While it does not feel appropriate to delve into the darker parts of the anxiety, I do believe that I am not the only human who has encountered this tension of being in two disparate places at once: feeling the pain of fear while feeling deeply fortunate for the opportunity to feel that fear. I would guess that any large risk that we take in this life to cultivate happiness, make a demonstrable contribution, and undergo personal metamorphosis comes with it the pain of change and the gratitude of having the opportunity to do it in the first place. Just think of the phenomenal humans who have made an impact on this earth. And, sure, the pain can overwhelm the gratitude, and that sucks because it means you've lost perspective on the fact that you chose to take the risk and that it is worthwhile. But if you can keep your focus on the fortune and your purpose, you can put a foot in front of the other and keep going.
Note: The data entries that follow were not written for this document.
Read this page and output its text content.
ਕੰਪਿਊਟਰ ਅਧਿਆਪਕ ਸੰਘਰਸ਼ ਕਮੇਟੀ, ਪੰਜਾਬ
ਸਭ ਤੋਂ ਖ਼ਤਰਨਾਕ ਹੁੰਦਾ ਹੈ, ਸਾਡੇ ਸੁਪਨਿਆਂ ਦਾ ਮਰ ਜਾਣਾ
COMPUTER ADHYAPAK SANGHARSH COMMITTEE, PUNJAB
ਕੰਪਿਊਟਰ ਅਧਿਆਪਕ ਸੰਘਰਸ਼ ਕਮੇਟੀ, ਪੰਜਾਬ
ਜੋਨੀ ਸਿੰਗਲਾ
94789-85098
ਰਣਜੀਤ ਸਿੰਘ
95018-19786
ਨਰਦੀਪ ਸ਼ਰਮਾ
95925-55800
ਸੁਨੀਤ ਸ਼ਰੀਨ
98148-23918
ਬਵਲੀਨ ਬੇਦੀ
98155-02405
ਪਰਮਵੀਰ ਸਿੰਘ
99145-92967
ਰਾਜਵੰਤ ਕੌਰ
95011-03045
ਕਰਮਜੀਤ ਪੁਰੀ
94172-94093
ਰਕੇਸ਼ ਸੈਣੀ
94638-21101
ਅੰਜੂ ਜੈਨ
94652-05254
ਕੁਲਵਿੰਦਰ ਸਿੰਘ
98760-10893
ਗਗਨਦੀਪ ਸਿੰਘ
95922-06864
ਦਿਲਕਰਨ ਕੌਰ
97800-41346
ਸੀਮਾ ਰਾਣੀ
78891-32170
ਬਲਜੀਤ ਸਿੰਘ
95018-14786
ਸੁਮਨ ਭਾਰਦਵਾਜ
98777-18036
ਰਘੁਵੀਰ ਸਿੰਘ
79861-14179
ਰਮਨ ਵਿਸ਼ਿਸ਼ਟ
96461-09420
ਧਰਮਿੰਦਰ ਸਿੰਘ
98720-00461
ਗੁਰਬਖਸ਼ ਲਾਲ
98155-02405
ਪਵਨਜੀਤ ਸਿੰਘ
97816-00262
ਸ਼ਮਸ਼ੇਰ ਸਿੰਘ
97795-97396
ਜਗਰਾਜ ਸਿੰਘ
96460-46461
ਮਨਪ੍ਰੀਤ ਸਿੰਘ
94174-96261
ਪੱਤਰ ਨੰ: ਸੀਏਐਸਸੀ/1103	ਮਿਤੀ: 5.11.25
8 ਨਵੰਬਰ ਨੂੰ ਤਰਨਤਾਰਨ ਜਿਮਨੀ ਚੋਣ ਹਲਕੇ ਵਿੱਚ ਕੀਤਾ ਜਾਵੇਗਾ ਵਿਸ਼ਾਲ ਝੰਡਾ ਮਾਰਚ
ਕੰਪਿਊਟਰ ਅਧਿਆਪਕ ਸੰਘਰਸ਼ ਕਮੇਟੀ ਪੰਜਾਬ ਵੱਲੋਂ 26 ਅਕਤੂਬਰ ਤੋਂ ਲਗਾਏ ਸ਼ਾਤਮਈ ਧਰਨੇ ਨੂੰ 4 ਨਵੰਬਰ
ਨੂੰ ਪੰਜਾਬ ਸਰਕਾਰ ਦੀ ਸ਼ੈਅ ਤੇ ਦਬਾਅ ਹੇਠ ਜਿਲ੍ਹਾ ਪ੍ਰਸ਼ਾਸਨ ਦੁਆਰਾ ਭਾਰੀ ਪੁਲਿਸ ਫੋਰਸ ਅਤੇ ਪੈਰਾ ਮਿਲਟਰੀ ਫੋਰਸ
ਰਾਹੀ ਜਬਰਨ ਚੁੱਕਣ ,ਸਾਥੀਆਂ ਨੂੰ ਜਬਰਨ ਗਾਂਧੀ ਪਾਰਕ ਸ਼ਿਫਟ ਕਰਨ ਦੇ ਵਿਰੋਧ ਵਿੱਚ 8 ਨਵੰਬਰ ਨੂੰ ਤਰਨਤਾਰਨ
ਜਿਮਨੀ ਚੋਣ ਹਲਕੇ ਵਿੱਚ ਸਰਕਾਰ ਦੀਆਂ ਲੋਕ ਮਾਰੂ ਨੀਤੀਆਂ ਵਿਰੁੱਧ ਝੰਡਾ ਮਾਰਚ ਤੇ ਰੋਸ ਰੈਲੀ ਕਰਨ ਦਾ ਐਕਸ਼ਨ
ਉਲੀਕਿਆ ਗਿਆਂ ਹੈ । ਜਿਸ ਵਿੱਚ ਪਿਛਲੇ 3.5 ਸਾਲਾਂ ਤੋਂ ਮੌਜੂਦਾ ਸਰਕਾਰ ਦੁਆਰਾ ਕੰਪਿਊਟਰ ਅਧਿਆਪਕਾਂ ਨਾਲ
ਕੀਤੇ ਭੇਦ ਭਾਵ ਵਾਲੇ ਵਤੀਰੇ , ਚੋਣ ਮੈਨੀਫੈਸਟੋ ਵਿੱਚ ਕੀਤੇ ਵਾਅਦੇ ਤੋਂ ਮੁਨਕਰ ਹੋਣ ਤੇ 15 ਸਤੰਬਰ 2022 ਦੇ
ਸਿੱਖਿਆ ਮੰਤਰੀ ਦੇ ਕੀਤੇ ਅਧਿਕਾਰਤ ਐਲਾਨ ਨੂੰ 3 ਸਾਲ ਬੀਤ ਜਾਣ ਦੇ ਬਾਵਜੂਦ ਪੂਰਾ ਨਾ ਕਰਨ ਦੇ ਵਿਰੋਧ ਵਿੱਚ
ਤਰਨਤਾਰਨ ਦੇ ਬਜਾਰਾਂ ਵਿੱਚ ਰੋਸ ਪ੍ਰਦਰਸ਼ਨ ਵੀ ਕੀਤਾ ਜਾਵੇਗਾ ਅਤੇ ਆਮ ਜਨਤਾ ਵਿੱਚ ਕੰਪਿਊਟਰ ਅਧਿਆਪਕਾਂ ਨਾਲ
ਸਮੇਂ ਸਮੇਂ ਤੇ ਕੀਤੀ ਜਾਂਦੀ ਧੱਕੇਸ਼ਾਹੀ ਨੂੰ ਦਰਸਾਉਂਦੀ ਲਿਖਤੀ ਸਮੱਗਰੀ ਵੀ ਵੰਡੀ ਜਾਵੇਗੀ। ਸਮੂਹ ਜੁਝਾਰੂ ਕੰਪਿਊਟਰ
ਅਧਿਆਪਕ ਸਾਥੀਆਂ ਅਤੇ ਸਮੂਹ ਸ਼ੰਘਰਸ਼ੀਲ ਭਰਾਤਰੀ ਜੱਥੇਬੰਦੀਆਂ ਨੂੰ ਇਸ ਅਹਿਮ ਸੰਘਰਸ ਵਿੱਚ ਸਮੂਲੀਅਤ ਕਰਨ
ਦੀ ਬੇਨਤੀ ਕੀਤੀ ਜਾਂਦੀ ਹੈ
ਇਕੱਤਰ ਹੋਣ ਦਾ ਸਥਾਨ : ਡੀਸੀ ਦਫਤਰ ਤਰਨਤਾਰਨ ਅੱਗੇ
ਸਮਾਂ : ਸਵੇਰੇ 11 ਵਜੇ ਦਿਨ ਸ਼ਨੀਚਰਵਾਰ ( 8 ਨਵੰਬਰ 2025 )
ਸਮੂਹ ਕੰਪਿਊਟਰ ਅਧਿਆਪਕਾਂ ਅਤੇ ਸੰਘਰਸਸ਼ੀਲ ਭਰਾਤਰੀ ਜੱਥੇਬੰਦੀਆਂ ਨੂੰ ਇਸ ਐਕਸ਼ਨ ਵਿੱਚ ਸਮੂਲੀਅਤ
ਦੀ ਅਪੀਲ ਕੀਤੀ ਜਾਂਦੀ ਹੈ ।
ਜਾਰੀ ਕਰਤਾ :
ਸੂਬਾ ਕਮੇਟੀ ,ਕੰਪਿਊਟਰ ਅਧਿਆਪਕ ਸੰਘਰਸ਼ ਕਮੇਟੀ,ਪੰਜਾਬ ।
And that's what I do. The labor and delivery semester calls upon me to unfold in a hospital environment—new literacy, surrounded by experts, emergencies, labor management, the mother-baby unit, sociopolitical tensions, my age, my previous experiences, my lack of knowledge, my hopes. While I am adulting in a variety of areas in my life, in the clinical setting I am an adolescent who doesn't belong, wearing scrubs that are too big for me, conscious of my weird hair, fearful of the next oral quiz my preceptor will give me, worried that the nurses will see right through me to my lack of experience. I have memories of sitting in my quiet office, a tenured professor grading student papers behind a closed door, gentle music playing, the poster of John Cusack in Say Anything that I kept taped behind my door for just me. And while in the middle of getting another question wrong or wrestling with my heart to be more assertive with my nascent skills, I feel a little feel of wanting to be sitting in that chair. And then I immediately remember that I wanted to be with—viscerally with—humanity in this capacity, and even with a racing heart I tough out the day.
I keenly remember being a good professor: kind, organized, an advocate for students, graceful, collaborative, understanding, compassionate. It's comforting to remember fondly that I was all of those things. In the distance, I see myself as a midwife: kind, organized, an advocate for patients, graceful, collaborative, understanding, compassionate. I see it, and I feel it deep down. But the ruddiness of my shame-heated cheeks, the palpitations, the awkwardness, the feeling of being an imposter, and the deep memories of my many years of perfectionism and avoiding mistakes causes me pain on this journey. I cannot hold up the pure idea of perfection that I became so attached to before taking on this challenge. If I do, I won't prevent failure—I will fail. That perfectionistic ideal is a pain-maker of its own kind, and my soul must have known that it was time for it to end—I would have run my parenting right into the ground if I had kept standing on that tiny little pin of compulsion.
So, here's where birth becomes another metaphor for change. In the physiological birthing process, we need to talk with pregnant people about the difference between pain and suffering. Although labor can feel like we're being destroyed—and sometimes it comes close—a healthy labor does not have to cause suffering. The pain is symptomatic of the productive engine that brings a human forth. A child. Love, tenderness, growth, amazement. This journey is a birth for me. The pain is heavy and intense—the letting go of habits and perceptions and previously-held beliefs feels like shearing tissue away. But it is not suffering. It is the productive engine that will bring forth a midwife. Love, tenderness, growth, amazement.